‘Assisted Suicide: The Musical’ is a key, controversial debate made into a musical. Should everyone with a disability or a terminally ill condition have the right to end their own lives with the assistance of others?

This is a hot topic that the writer and narrator, Liz Carr, strongly opposes. Liz is a disabled woman whose comedy and politics have been fascinatingly combined. Performed in a section of the ultra-impressive Royal Festival Hall at the Southbank centre, the cast of six take everyone in the audience through the process of assisted suicide in a comic, musical way. Although first impressions might be bad, stay and watch the musical. To see a debate performed like this help make all of us learn both sides of the story.

The plot follows Liz as she comes to the conclusion that assisted suicide is the path for her. Playing herself in two forms, the first is being Liz in person. This character is against assisted suicide. The second form uses a large television at the corner of the stage playing pre-recorded videos of Liz fictionally pro assisted suicide. The two characters constantly debate with each other about the next stage in the process. Scenes include Liz finding out the process of assisted suicide, how and where to get it done, which practice is one in which she feels comfortable and how endings come about. As well as the rest of the cast playing the roles of nurses, doctors and suicide assistants to help Liz’s story, throughout the musical there are intermittent scenes telling other stories. These include two young lovers deciding whether assisted suicide is the path for them and a clergyman declaring how hard life is considering the politics he has to stand up for.
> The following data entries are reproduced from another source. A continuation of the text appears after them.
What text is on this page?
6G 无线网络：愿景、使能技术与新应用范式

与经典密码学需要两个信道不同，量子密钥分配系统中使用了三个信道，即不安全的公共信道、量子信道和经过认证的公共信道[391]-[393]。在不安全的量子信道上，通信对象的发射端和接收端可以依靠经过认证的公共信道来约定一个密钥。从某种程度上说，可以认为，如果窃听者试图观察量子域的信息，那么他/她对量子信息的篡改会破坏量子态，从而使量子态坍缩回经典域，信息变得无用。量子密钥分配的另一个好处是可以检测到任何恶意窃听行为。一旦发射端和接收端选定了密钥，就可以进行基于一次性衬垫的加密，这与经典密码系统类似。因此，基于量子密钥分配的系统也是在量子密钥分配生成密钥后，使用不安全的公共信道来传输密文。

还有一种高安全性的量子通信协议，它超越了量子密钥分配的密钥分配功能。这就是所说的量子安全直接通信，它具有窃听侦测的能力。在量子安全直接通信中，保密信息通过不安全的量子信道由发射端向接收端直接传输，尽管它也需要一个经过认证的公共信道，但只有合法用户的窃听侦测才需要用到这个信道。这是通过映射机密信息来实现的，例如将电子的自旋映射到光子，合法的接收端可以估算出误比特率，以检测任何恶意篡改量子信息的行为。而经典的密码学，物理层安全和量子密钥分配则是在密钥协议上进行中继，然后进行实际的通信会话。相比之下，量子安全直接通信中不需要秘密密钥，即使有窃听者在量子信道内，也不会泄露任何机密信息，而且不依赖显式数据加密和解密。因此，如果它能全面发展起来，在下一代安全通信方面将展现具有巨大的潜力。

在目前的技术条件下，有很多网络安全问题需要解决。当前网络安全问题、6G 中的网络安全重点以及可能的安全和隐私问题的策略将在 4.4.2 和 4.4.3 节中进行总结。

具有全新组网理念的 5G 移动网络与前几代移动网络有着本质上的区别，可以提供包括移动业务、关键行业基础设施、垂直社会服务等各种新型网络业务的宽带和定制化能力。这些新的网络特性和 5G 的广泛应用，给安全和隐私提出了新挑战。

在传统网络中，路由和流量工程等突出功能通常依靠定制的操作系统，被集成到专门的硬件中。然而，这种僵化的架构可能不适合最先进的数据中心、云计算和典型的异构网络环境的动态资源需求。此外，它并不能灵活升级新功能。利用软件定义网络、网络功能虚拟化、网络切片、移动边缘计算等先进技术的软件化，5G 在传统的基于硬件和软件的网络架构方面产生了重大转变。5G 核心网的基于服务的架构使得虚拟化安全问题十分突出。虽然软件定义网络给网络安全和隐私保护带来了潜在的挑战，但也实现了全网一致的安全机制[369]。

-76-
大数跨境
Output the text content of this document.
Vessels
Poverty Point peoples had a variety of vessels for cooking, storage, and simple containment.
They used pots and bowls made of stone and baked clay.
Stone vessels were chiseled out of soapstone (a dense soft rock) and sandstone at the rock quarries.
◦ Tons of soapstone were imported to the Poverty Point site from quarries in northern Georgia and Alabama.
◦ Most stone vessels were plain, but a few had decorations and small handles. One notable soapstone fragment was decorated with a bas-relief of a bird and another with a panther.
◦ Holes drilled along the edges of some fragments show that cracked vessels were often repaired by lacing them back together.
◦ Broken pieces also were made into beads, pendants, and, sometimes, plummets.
Liz joined with the director, Mark Whitelaw, to put a serious political taboo on stage. This is aimed to make people strongly support the rejection of the Assisted Dying Bill by Parliament in 2015. Mark has helped make the set simple, yet informative, and the story cleverly spaced out with love, joy and worrying songs through the means of different voices. To use the medium of television for a character was ingenious. Liz, keen to declare herself as a proud disabled lesbian, made her two main points. First: although assisted suicide might be right for a minimal amount of people, if it were legalised unwarranted depression would affect the nation’s death rate badly. Keeping it illegal is for the greater good. Second: if both sides of the debate put their £500k p.a. funding into one pot then the small amount of people genuinely suffering would have a fund to make their last few months better. My main rejection to the musical though is the minimum age of 14; this should be 18! Without the program informing parents of the ultra-severity of the political issues and swear words regularly used, a bad mistake was made.